Session Item

Currently, the quality of Deep Learning (DL) generated organ at risk (OAR) contours is acceptable for clinical use in most cases. However, auto-segmentation of tumours using DL is still a challenge. One potential explanation is the inter-patient variability in tumour locations and imaging characteristics. We estimated the uncertainty related to this variability by training models on different patient subsets by cross-validation (CV) and then averaging the multiple models output in a final prediction. As a result, the range of the predicted pixel values is widened and the output looks like a probability map where high probability areas correspond to higher (and low probability areas to lower) agreement among trained models. It is this information that we would like to present to radiation oncologists as a starting point in the tumour contouring process. In this study, we aim to demonstrate that in order to obtain optimal generated GTVp (Gross Tumour Volume of the primary tumour) contours it is necessary to rethink the output of DL tumour auto-segmentation models taking into account model uncertainty.

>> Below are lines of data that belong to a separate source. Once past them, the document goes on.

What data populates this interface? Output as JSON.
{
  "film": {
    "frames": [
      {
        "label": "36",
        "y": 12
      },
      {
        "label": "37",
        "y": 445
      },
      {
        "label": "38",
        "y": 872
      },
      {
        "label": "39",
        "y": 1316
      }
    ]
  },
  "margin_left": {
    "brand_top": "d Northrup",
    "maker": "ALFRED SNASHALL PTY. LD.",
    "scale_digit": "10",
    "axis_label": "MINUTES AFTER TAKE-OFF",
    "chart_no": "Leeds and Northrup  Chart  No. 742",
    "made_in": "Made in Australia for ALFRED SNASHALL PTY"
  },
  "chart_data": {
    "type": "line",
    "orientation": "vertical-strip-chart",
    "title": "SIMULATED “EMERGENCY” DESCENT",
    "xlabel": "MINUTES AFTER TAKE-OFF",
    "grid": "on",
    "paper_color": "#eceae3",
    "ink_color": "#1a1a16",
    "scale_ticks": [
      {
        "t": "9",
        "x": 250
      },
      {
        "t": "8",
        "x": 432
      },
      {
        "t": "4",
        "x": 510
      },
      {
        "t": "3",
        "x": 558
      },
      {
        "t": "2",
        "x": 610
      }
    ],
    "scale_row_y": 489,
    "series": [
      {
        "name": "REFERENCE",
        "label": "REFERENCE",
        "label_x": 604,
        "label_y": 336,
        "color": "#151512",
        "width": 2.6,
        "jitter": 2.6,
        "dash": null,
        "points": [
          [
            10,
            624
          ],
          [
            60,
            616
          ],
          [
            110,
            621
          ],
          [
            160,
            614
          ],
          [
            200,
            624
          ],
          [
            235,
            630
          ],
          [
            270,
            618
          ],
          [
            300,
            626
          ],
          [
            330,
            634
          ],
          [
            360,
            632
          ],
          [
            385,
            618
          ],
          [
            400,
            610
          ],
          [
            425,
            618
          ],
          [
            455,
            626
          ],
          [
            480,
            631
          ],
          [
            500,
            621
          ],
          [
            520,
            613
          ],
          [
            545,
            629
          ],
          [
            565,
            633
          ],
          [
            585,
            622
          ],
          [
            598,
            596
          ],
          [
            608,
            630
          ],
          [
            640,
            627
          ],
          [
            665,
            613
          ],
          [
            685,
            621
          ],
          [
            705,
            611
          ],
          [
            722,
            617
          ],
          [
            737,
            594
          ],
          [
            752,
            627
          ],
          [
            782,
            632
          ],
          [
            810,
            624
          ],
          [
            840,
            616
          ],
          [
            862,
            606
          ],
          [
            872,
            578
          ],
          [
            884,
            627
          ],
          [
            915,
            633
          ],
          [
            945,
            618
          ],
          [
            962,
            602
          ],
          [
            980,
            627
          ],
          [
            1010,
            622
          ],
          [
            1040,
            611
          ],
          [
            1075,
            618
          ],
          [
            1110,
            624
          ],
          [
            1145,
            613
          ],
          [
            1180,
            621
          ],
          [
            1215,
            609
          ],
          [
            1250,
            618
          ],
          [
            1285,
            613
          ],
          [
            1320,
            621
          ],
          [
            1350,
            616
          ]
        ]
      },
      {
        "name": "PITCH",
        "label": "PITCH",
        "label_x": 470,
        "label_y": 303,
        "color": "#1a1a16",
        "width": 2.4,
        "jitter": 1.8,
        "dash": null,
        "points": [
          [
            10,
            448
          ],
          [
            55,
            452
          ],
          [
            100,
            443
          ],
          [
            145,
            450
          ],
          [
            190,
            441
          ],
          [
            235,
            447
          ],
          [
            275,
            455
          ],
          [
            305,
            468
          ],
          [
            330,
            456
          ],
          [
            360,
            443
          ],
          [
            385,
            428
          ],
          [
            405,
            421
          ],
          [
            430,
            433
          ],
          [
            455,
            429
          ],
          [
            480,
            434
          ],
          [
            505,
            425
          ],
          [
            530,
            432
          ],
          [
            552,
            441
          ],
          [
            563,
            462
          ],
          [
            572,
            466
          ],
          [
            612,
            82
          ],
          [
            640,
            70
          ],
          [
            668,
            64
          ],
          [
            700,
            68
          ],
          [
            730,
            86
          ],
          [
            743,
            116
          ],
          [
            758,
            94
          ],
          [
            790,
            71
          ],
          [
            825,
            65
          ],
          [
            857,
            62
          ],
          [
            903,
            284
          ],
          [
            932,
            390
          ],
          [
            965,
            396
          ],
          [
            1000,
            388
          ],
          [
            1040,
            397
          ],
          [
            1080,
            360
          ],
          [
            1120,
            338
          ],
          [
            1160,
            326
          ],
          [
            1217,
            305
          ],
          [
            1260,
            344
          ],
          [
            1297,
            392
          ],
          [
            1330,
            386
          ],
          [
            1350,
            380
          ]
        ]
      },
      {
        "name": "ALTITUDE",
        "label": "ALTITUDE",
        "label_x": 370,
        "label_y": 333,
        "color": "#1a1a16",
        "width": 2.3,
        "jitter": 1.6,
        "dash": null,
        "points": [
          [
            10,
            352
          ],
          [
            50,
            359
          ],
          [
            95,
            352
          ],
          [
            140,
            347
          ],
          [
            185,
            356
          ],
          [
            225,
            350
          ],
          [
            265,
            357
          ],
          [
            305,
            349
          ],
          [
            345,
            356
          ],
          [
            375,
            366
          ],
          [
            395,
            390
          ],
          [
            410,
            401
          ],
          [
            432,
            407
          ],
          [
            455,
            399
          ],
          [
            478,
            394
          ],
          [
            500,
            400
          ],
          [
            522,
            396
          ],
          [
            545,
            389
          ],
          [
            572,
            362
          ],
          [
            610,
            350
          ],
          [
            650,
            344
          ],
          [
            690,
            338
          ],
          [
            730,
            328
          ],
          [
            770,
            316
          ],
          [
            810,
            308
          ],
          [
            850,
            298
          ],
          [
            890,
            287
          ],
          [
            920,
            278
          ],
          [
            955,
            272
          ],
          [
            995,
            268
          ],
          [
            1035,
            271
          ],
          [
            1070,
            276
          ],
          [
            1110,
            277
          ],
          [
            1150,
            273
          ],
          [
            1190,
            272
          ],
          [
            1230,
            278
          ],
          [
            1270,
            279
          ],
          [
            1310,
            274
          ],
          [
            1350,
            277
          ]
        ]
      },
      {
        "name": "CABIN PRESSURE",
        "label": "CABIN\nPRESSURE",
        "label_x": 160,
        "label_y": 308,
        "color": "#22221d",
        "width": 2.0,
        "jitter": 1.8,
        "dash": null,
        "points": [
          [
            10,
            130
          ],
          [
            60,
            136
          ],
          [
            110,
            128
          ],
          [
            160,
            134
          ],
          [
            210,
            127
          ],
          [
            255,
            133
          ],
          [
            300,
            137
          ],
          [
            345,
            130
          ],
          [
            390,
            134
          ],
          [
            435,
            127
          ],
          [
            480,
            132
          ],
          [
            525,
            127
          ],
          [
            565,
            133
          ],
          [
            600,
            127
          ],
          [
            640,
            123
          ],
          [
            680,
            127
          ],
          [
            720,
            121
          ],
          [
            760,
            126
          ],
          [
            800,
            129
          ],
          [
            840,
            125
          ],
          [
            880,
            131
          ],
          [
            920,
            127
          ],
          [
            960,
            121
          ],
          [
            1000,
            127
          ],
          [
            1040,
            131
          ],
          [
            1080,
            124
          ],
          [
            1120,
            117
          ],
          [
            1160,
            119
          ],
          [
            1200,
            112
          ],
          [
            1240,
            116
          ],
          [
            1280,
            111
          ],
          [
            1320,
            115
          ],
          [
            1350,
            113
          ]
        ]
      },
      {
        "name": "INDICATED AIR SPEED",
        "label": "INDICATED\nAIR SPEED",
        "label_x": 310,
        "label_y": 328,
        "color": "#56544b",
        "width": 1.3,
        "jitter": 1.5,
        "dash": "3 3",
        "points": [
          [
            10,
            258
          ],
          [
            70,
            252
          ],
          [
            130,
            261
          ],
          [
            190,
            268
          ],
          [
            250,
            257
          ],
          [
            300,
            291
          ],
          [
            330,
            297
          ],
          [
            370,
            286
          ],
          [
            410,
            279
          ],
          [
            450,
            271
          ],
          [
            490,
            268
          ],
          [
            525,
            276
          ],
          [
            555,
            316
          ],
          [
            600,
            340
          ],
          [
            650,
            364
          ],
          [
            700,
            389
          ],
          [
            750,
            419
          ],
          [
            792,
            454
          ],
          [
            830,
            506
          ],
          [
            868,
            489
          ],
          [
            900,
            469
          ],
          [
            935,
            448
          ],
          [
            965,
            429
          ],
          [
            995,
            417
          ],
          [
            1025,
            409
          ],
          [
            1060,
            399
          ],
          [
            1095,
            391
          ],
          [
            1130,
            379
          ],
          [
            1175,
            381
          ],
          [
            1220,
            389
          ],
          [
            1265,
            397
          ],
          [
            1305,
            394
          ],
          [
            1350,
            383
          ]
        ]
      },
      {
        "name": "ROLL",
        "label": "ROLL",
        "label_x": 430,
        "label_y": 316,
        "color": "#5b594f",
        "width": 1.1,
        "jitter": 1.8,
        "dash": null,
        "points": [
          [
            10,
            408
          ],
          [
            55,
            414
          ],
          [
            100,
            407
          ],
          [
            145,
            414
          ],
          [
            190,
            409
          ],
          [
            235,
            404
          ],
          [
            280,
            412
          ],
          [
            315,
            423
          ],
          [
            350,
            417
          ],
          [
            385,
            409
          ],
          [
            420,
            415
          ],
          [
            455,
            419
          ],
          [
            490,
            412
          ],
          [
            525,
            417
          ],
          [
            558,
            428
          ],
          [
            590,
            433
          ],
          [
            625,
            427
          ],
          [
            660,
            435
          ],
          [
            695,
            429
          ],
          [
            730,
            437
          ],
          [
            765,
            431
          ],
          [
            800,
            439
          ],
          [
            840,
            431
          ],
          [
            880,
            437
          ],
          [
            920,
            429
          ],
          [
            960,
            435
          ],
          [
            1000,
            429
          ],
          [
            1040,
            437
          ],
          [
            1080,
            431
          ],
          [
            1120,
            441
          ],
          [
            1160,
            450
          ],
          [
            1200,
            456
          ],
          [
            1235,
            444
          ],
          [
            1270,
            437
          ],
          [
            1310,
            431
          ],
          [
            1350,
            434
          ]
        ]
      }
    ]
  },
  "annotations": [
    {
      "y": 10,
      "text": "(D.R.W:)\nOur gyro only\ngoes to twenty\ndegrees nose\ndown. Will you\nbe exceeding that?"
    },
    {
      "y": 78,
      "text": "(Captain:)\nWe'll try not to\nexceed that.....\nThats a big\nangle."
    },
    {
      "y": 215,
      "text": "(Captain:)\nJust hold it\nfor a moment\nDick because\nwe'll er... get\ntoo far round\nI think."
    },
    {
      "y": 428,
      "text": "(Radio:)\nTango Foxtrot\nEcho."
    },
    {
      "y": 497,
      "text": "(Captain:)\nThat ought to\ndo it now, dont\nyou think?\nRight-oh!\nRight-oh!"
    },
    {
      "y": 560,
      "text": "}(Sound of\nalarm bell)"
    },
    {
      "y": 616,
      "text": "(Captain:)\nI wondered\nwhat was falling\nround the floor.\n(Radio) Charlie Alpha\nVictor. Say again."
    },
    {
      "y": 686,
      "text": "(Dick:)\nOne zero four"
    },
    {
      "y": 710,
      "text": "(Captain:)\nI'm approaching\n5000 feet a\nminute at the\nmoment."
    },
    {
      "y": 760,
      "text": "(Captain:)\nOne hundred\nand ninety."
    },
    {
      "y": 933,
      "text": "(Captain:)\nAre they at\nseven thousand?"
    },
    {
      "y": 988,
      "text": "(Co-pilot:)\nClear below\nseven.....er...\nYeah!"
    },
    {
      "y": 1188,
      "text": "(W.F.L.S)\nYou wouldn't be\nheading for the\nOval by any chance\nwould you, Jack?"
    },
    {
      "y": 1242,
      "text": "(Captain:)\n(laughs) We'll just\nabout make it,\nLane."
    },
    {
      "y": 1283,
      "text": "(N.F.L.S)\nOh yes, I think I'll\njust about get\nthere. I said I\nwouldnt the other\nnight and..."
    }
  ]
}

Planning PET-CT and GTVp contours of 301 oropharyngeal cancer (OPC) patients treated with (chemo)radiation from 2014 to 2022 in our institute were collected. We used 241 patients to perform 3-fold CV and 60 patients to test the DL network for tumour segmentation. Each voxel value of the model output represents a tumour probability (Figure 1-right column). To assess the model performance, surface dice similarity coefficients (surface-DSC) with the GTVp contours were calculated for different probability thresholds. For each patient, the optimal threshold was assessed with the highest value of surface-DSC. Finally, patients were grouped according to their optimal probability thresholds and the groups’ s were determined.

The average surface-DSC in the test set ranged between 0.34 and 0.77, showing an increasing pattern across thresholds. Figure 1 shows that using the probability map for three different patients, the optimal tumour contour is based on different probability thresholds. In Figure 2, a barplot is used to quantify this variability. Selection of the most frequent threshold would only be optimal for 40% of the patients of the test set. Thus, there is not one optimal probability threshold for all cases. It would therefore be better not to select a single threshold but to offer the radiation oncologist contours for different threshold values so that the most suitable one for individual patients could be used as a starting point for tumour contouring. Furthermore, each voxel value could give additional information about the spatial uncertainty in predicted tumour contours.

Presenting the tumour probability map with adjustable probability thresholds as output from the DL tumour contouring model gives clinically useful additional information for the radiation oncologist that can be used to optimize the tumour contouring process.